Galaxy For Everyone
NASA's Wide-Field Infrared Explorer, or WISE, the mission team has put together this image showing just a sample of the millions of galaxies that have been imaged by WISE during its survey of the entire sky.
NGC 300 is seen in the image in the upper left panel. This is a textbook spiral galaxy. At about 39,000 light-years across, NGC 300 is only about 40 percent the size of the Milky Way galaxy.
The upper right image shows Messier 104, or M104, also known as the Sombrero galaxy. Although M104 is also classified as a spiral galaxy, it has a very different appearance than NGC 300. In part, this is because the dusty, star-forming spiral disk in M104 is seen nearly edge-on from our point of view. M104 also has a large, ball-shaped bulge component of older stars, seen here in blue.
The large, fuzzy grouping of stars at the center of the lower left panel is the galaxy Messier 60, or M60. This galaxy does not have a spiral disk, just a bulge, making it a massive elliptical galaxy.
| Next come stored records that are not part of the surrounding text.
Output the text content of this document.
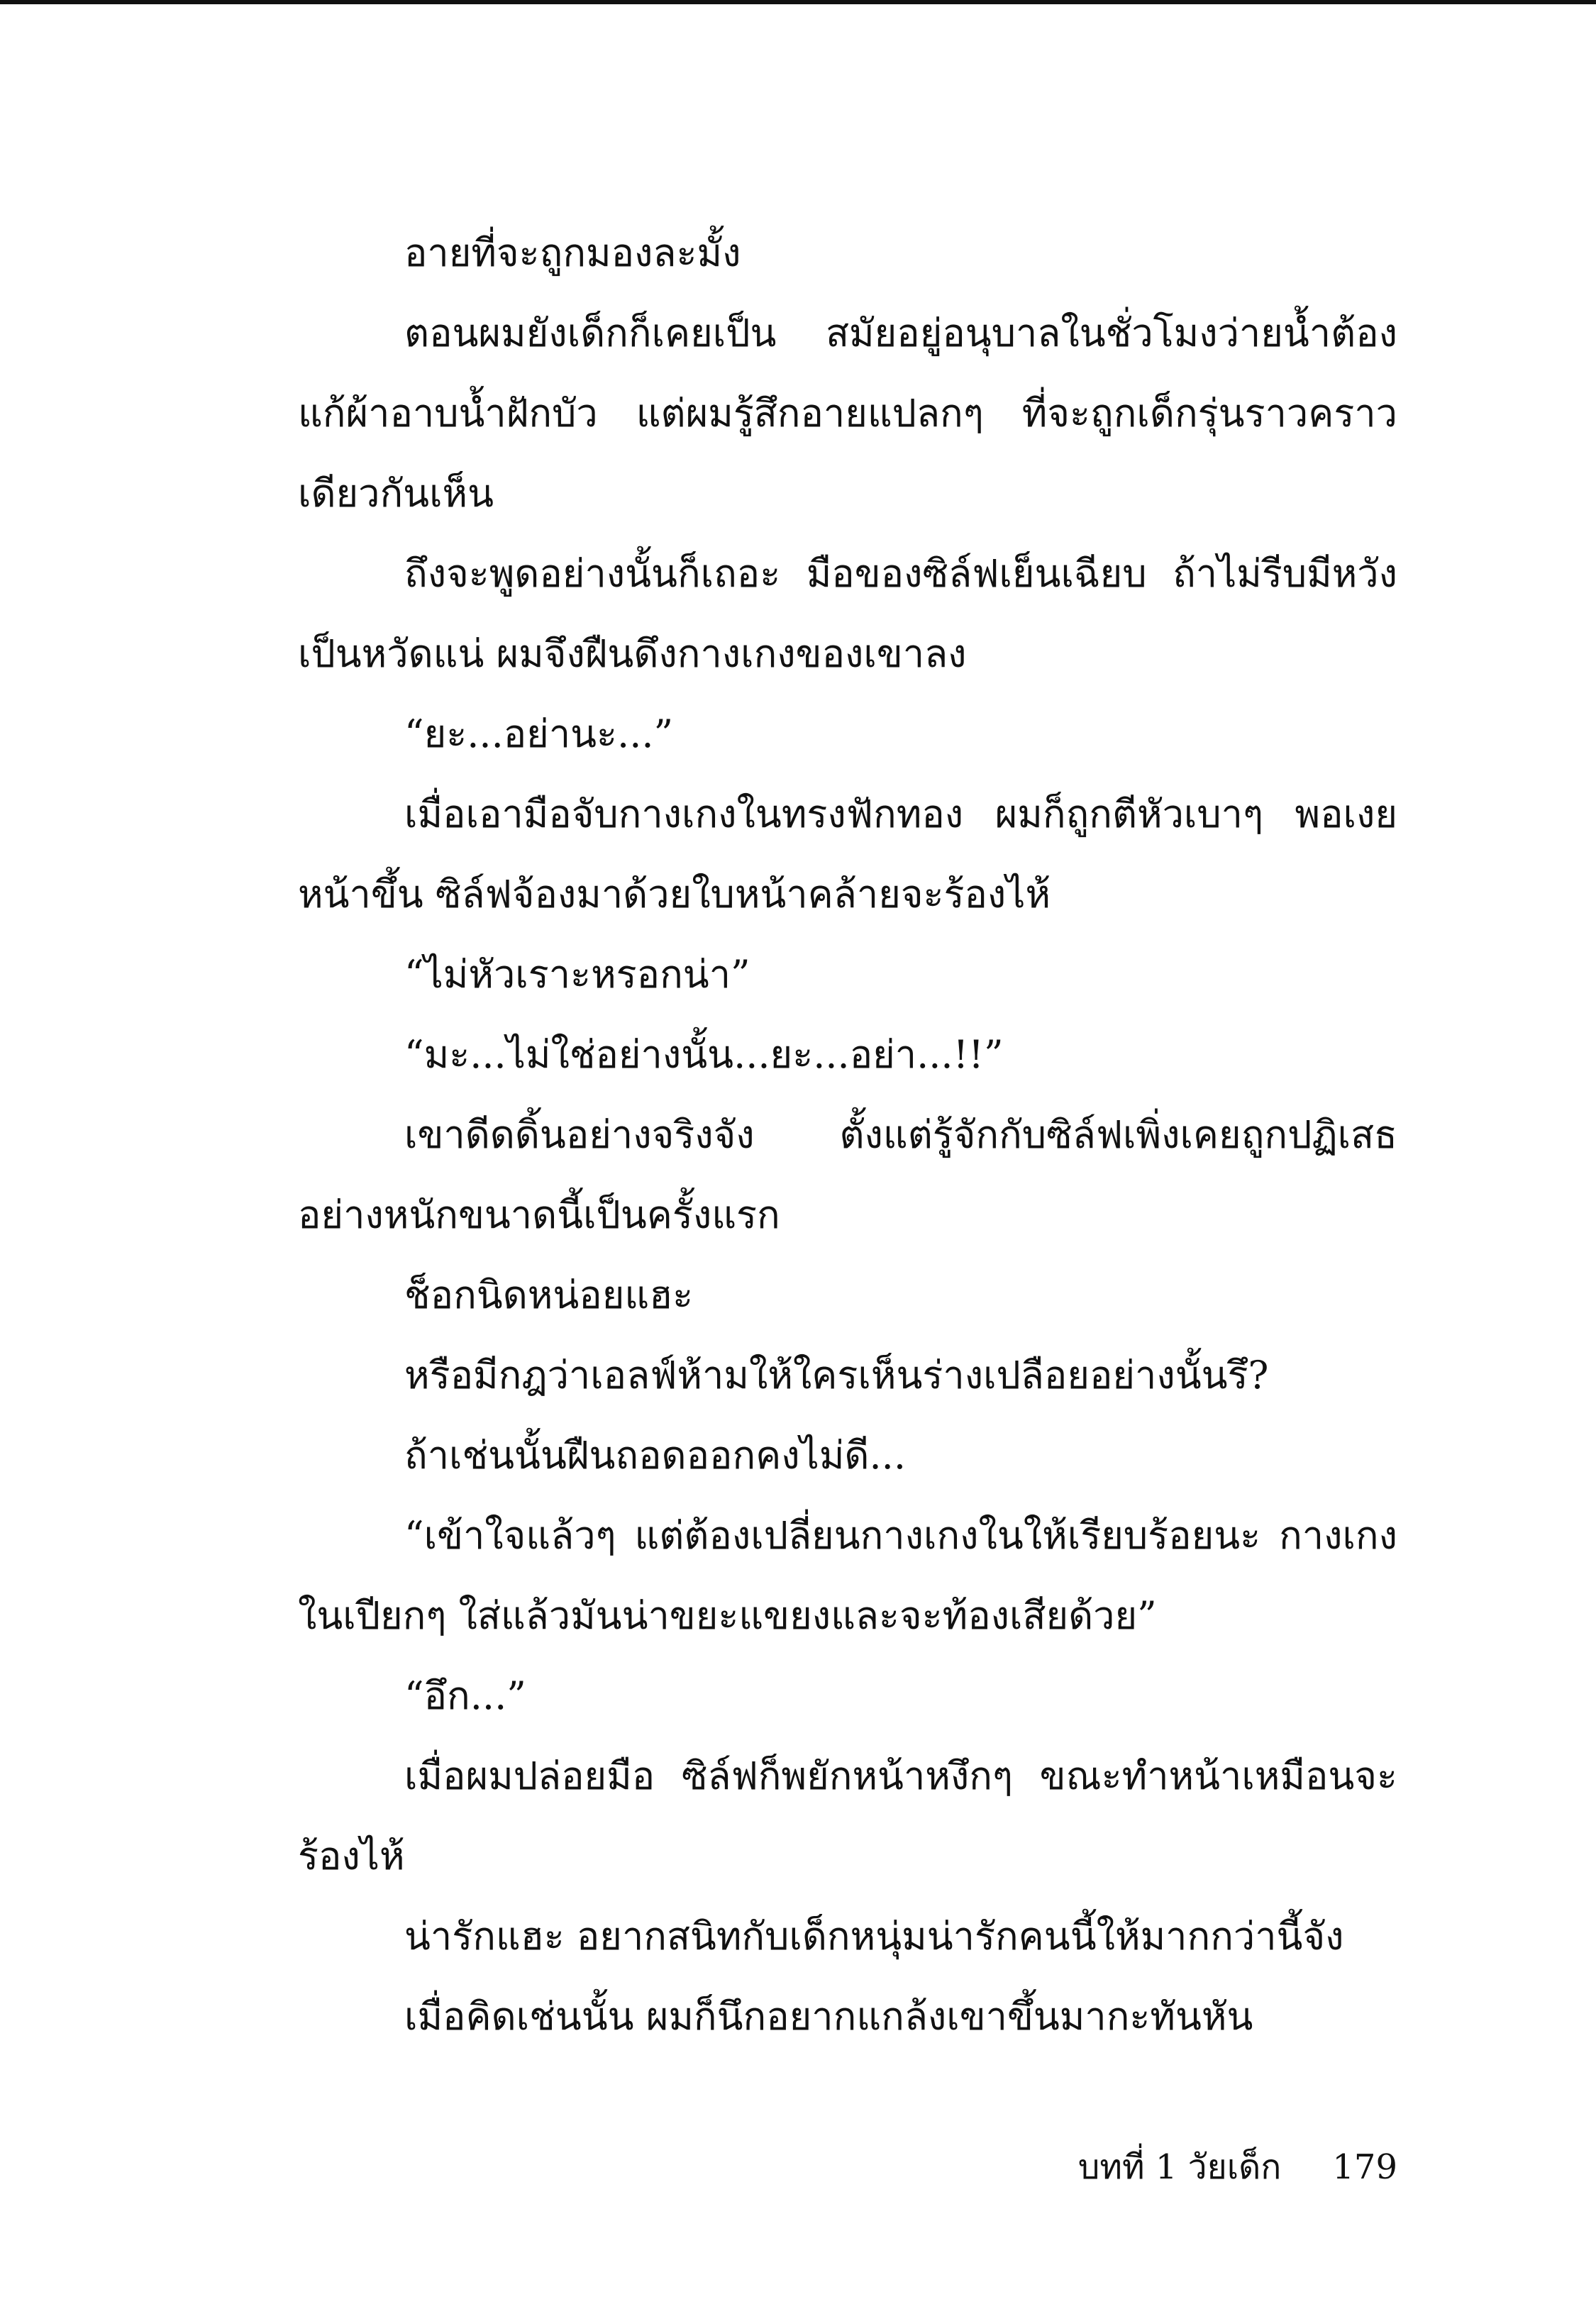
อายที่จะถูกมองละมั้ง

ตอนผมยังเด็กก็เคยเป็น สมัยอยู่อนุบาลในชั่วโมงว่ายน้ำต้องแก้ผ้าอาบน้ำฝักบัว แต่ผมรู้สึกอายแปลกๆ ที่จะถูกเด็กรุ่นราวคราวเดียวกันเห็น

ถึงจะพูดอย่างนั้นก็เถอะ มือของซิล์ฟเย็นเฉียบ ถ้าไม่รีบมีหวังเป็นหวัดแน่ ผมจึงฝืนดึงกางเกงของเขาลง

“ยะ...อย่านะ...”

เมื่อเอามือจับกางเกงในทรงฟักทอง ผมก็ถูกตีหัวเบาๆ พอเงยหน้าขึ้น ซิล์ฟจ้องมาด้วยใบหน้าคล้ายจะร้องไห้

“ไม่หัวเราะหรอกน่า”

“มะ...ไม่ใช่อย่างนั้น...ยะ...อย่า...!!”

เขาดีดดิ้นอย่างจริงจัง ตั้งแต่รู้จักกับซิล์ฟเพิ่งเคยถูกปฏิเสธอย่างหนักขนาดนี้เป็นครั้งแรก

ช็อกนิดหน่อยแฮะ

หรือมีกฎว่าเอลฟ์ห้ามให้ใครเห็นร่างเปลือยอย่างนั้นรึ?

ถ้าเช่นนั้นฝืนถอดออกคงไม่ดี...

“เข้าใจแล้วๆ แต่ต้องเปลี่ยนกางเกงในให้เรียบร้อยนะ กางเกงในเปียกๆ ใส่แล้วมันน่าขยะแขยงและจะท้องเสียด้วย”

“อึก...”

เมื่อผมปล่อยมือ ซิล์ฟก็พยักหน้าหงึกๆ ขณะทำหน้าเหมือนจะร้องไห้

น่ารักแฮะ อยากสนิทกับเด็กหนุ่มน่ารักคนนี้ให้มากกว่านี้จัง

เมื่อคิดเช่นนั้น ผมก็นึกอยากแกล้งเขาขึ้นมากะทันหัน

บทที่ 1 วัยเด็ก 179
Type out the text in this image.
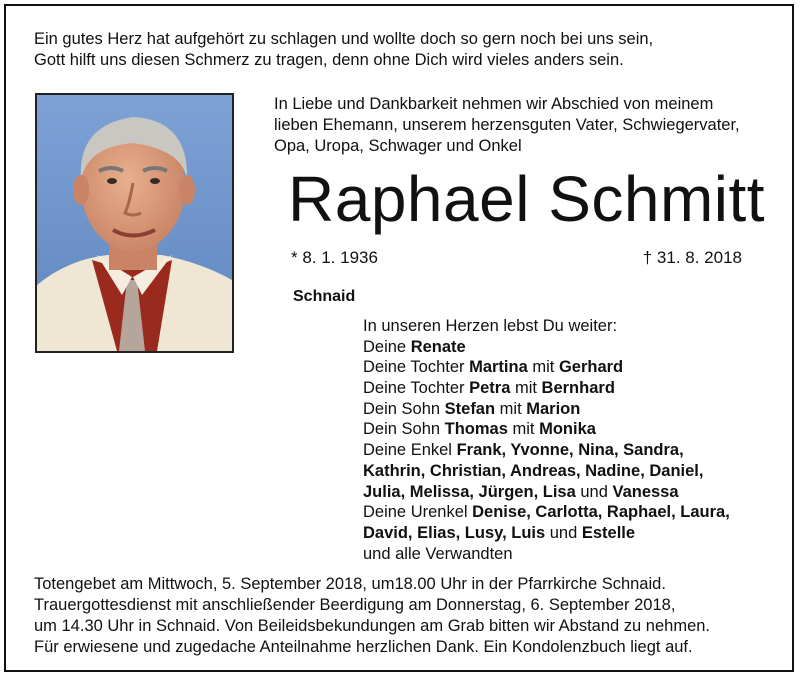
Ein gutes Herz hat aufgehört zu schlagen und wollte doch so gern noch bei uns sein,
Gott hilft uns diesen Schmerz zu tragen, denn ohne Dich wird vieles anders sein.
In Liebe und Dankbarkeit nehmen wir Abschied von meinem
lieben Ehemann, unserem herzensguten Vater, Schwiegervater,
Opa, Uropa, Schwager und Onkel
Raphael Schmitt
* 8. 1. 1936	† 31. 8. 2018
Schnaid
In unseren Herzen lebst Du weiter:
Deine Renate
Deine Tochter Martina mit Gerhard
Deine Tochter Petra mit Bernhard
Dein Sohn Stefan mit Marion
Dein Sohn Thomas mit Monika
Deine Enkel Frank, Yvonne, Nina, Sandra,
Kathrin, Christian, Andreas, Nadine, Daniel,
Julia, Melissa, Jürgen, Lisa und Vanessa
Deine Urenkel Denise, Carlotta, Raphael, Laura,
David, Elias, Lusy, Luis und Estelle
und alle Verwandten
Totengebet am Mittwoch, 5. September 2018, um18.00 Uhr in der Pfarrkirche Schnaid.
Trauergottesdienst mit anschließender Beerdigung am Donnerstag, 6. September 2018,
um 14.30 Uhr in Schnaid. Von Beileidsbekundungen am Grab bitten wir Abstand zu nehmen.
Für erwiesene und zugedache Anteilnahme herzlichen Dank. Ein Kondolenzbuch liegt auf.
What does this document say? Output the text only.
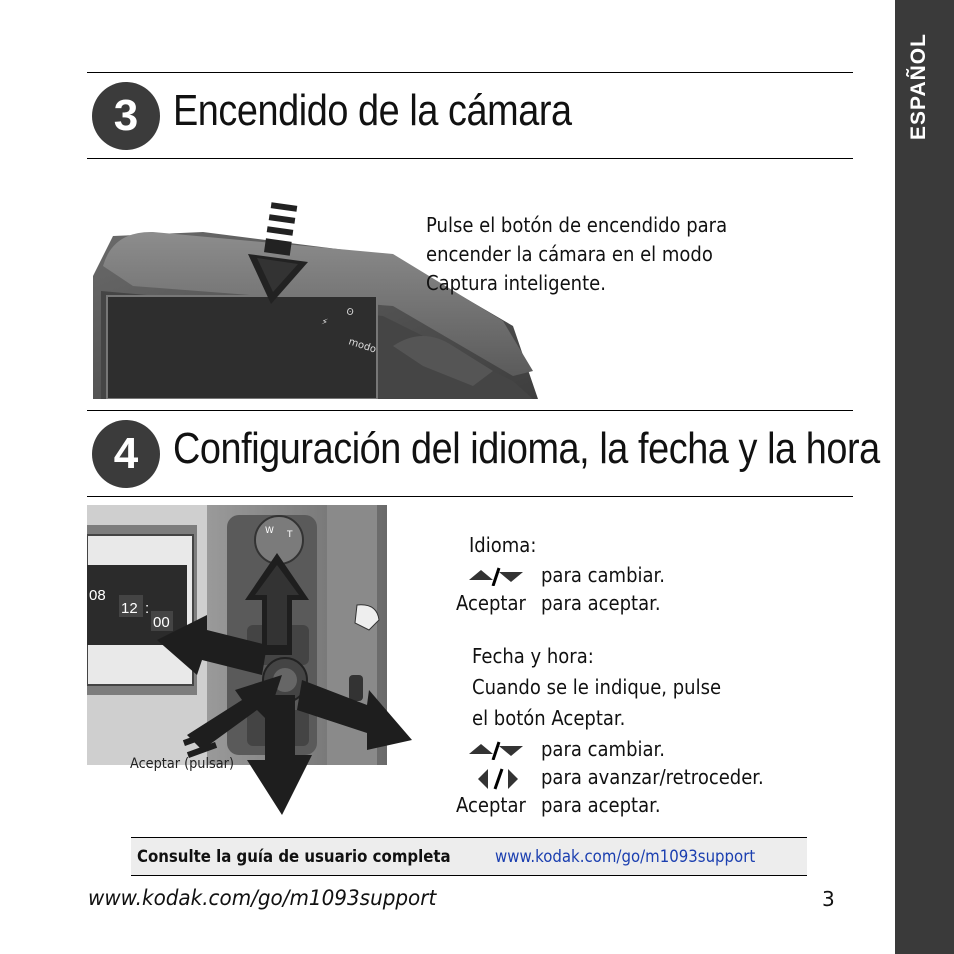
ESPAÑOL
3 Encendido de la cámara
ʘ
⚡
modo
Pulse el botón de encendido para
encender la cámara en el modo
Captura inteligente.
4 Configuración del idioma, la fecha y la hora
08
12 :
00
W T
Aceptar (pulsar)
Idioma:
para cambiar.
Aceptar para aceptar.
Fecha y hora:
Cuando se le indique, pulse
el botón Aceptar.
para cambiar.
para avanzar/retroceder.
Aceptar para aceptar.
Consulte la guía de usuario completa	www.kodak.com/go/m1093support
www.kodak.com/go/m1093support	3
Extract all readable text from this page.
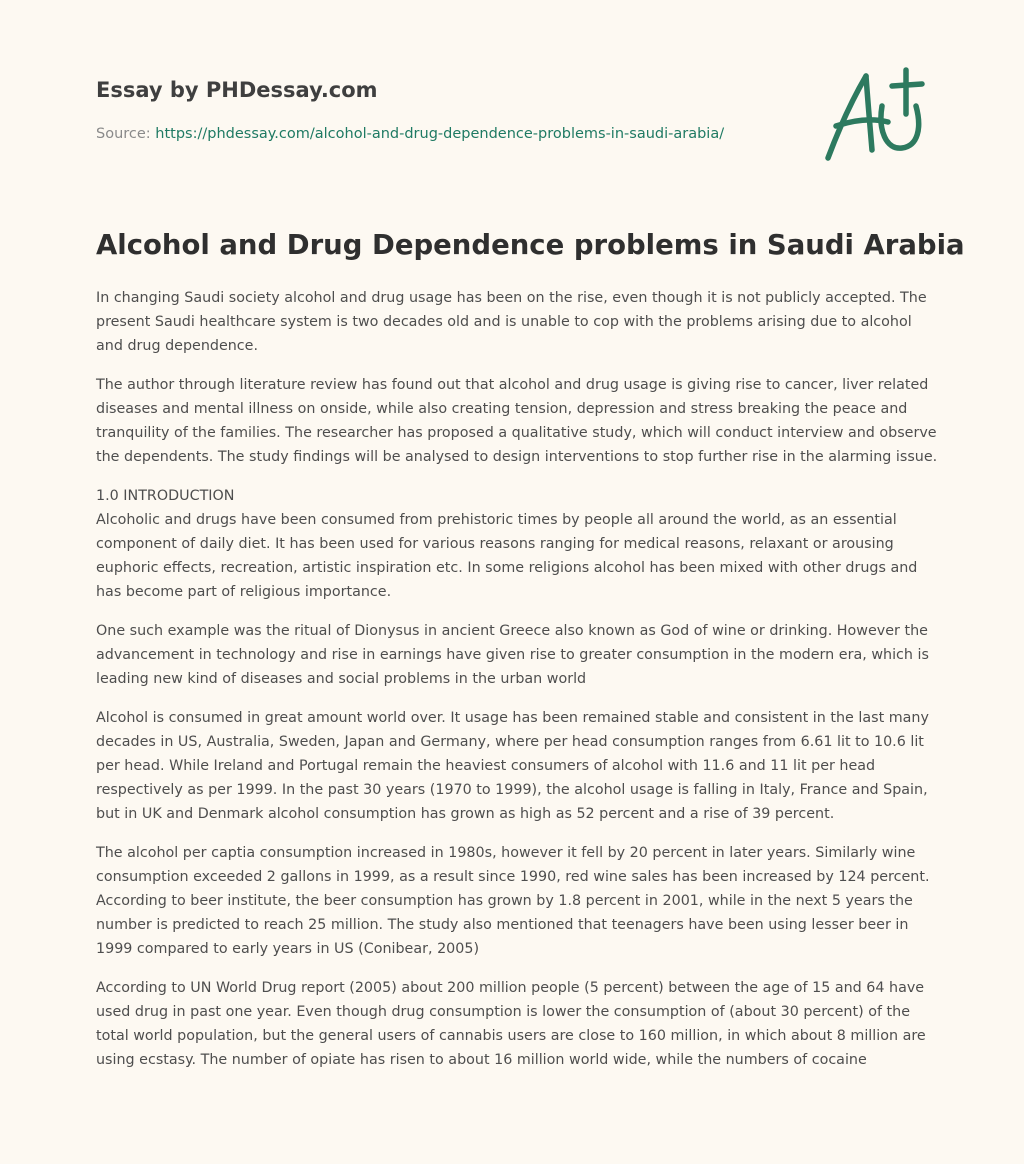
Essay by PHDessay.com
Source: https://phdessay.com/alcohol-and-drug-dependence-problems-in-saudi-arabia/
Alcohol and Drug Dependence problems in Saudi Arabia

In changing Saudi society alcohol and drug usage has been on the rise, even though it is not publicly accepted. The present Saudi healthcare system is two decades old and is unable to cop with the problems arising due to alcohol and drug dependence.

The author through literature review has found out that alcohol and drug usage is giving rise to cancer, liver related diseases and mental illness on onside, while also creating tension, depression and stress breaking the peace and tranquility of the families. The researcher has proposed a qualitative study, which will conduct interview and observe the dependents. The study findings will be analysed to design interventions to stop further rise in the alarming issue.

1.0 INTRODUCTION
Alcoholic and drugs have been consumed from prehistoric times by people all around the world, as an essential component of daily diet. It has been used for various reasons ranging for medical reasons, relaxant or arousing euphoric effects, recreation, artistic inspiration etc. In some religions alcohol has been mixed with other drugs and has become part of religious importance.

One such example was the ritual of Dionysus in ancient Greece also known as God of wine or drinking. However the advancement in technology and rise in earnings have given rise to greater consumption in the modern era, which is leading new kind of diseases and social problems in the urban world

Alcohol is consumed in great amount world over. It usage has been remained stable and consistent in the last many decades in US, Australia, Sweden, Japan and Germany, where per head consumption ranges from 6.61 lit to 10.6 lit per head. While Ireland and Portugal remain the heaviest consumers of alcohol with 11.6 and 11 lit per head respectively as per 1999. In the past 30 years (1970 to 1999), the alcohol usage is falling in Italy, France and Spain, but in UK and Denmark alcohol consumption has grown as high as 52 percent and a rise of 39 percent.

The alcohol per captia consumption increased in 1980s, however it fell by 20 percent in later years. Similarly wine consumption exceeded 2 gallons in 1999, as a result since 1990, red wine sales has been increased by 124 percent. According to beer institute, the beer consumption has grown by 1.8 percent in 2001, while in the next 5 years the number is predicted to reach 25 million. The study also mentioned that teenagers have been using lesser beer in 1999 compared to early years in US (Conibear, 2005)

According to UN World Drug report (2005) about 200 million people (5 percent) between the age of 15 and 64 have used drug in past one year. Even though drug consumption is lower the consumption of (about 30 percent) of the total world population, but the general users of cannabis users are close to 160 million, in which about 8 million are using ecstasy. The number of opiate has risen to about 16 million world wide, while the numbers of cocaine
M60 is about 20 percent larger than the Milky Way galaxy, and lies in the Virgo cluster of galaxies. The brighter dense spot inside but off-center from the blue core of M60 is a separate spiral galaxy called NGC 4647.
Recent evidence suggests there is a black hole at the center of M60 with a mass of about 4.5 billion times that of the sun, making it one of the largest black holes known.
The galaxy in the lower right panel is Messier 51, or NGC 5194, also frequently referred to as the Whirlpool galaxy. The Whirlpool is a "grand design" spiral galaxy. It is interacting with its smaller companion -- NGC 5195, a dwarf galaxy, which can be seen as a bright spot near the tip of the spiral arm extending up and to the right of the larger galaxy. The Whirpool's very bright spiral arms show areas of compressed dust and gas.